5,000 years old, 28 kilometres long and made of 180 billion pebbles – meet the finest barrier beach in Europe.
Chesil is one of our most eye-catching landforms, a long curving strip of pebbles 160 metres wide. Connecting the island of Portland to the mainland Dorset coast at Abbotsbury, and extending to West Bay, it separates the sea from the tranquil Fleet Lagoon behind. Its peacefulness and isolation belies a stormy past linked to shipwrecks and massive rises in sea level.
Around 25,000 years ago, at the peak of the last icy ‘glacial’ phase, the sea was about 120 metres below its present level and the shoreline was miles further out.

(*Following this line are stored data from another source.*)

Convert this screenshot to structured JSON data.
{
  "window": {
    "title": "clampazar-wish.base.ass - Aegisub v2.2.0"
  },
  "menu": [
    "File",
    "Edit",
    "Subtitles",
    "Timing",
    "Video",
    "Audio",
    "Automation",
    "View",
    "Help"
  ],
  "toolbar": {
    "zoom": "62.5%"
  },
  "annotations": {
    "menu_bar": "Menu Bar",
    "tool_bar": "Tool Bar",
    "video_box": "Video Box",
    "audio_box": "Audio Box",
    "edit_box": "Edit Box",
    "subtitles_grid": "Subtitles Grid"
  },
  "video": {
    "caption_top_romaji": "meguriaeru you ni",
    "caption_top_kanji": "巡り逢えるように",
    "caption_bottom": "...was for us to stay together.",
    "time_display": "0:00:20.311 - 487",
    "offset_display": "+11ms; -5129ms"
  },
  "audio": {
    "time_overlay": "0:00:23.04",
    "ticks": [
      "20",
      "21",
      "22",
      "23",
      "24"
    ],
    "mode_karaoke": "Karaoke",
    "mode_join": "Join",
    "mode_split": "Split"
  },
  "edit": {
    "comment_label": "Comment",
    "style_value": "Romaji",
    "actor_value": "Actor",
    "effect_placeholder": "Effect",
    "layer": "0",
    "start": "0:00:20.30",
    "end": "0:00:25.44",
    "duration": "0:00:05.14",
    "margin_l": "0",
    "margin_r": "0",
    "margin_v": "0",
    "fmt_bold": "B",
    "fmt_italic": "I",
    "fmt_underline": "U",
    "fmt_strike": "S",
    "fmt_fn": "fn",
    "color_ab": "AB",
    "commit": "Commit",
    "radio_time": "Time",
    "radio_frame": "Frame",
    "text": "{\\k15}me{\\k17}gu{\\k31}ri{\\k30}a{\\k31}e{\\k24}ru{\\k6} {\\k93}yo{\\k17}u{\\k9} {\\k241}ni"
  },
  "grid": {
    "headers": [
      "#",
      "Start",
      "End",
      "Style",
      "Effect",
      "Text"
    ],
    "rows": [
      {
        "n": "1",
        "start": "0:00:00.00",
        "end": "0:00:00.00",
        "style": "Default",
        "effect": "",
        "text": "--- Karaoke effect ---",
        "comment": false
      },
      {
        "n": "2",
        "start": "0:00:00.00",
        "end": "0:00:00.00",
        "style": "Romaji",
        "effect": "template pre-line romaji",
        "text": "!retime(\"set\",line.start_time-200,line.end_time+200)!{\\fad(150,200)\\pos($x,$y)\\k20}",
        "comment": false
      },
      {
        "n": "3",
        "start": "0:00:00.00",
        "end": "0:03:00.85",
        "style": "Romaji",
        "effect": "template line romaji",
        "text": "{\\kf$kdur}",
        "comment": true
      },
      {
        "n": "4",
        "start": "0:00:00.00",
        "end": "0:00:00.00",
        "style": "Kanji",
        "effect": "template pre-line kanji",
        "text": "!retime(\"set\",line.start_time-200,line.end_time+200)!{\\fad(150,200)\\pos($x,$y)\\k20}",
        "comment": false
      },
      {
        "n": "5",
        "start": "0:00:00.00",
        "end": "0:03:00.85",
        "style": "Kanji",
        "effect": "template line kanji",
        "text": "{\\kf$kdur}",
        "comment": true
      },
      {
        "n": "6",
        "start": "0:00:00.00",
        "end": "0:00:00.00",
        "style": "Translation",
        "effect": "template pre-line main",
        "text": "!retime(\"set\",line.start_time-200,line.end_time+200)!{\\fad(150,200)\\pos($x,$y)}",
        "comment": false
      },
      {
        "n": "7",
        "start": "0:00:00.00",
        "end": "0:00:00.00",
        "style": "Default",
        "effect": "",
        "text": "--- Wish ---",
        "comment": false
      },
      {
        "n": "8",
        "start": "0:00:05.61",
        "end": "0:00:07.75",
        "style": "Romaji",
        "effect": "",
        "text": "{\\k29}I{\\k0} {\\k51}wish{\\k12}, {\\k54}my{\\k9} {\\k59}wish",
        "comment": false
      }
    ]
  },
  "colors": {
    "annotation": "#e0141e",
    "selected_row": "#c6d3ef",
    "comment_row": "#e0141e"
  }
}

As the seas warmed and the ice melted, sea levels rose rapidly, eroding the loose sand and gravel deposits in its path.
This created a ridge of sands and shingle, washed over from time to time by larger pebbles. This barrier ridge was steadily pushed onshore by the rising waters until it eventually reached its present position approximately 5,000 years ago.
Visitors today will spot that the beach pebbles gradually change size from east to west. The change comes from different strength tidal currents along the shore, which gradually move the smaller pebbles westwards.
The coastline along Chesil Beach can be treacherous, a fact reflected in the local name ‘Deadman’s Bay’. In November 1872, the Royal Adelaide, an iron sailing ship bound for Australia, misjudged its course in a storm and was washed ashore on Chesil. In dramatic scenes most of the passengers were rescued by a fragile ship-to-shore line. The cargo attracted looters from nearby towns and soon found its way into local houses.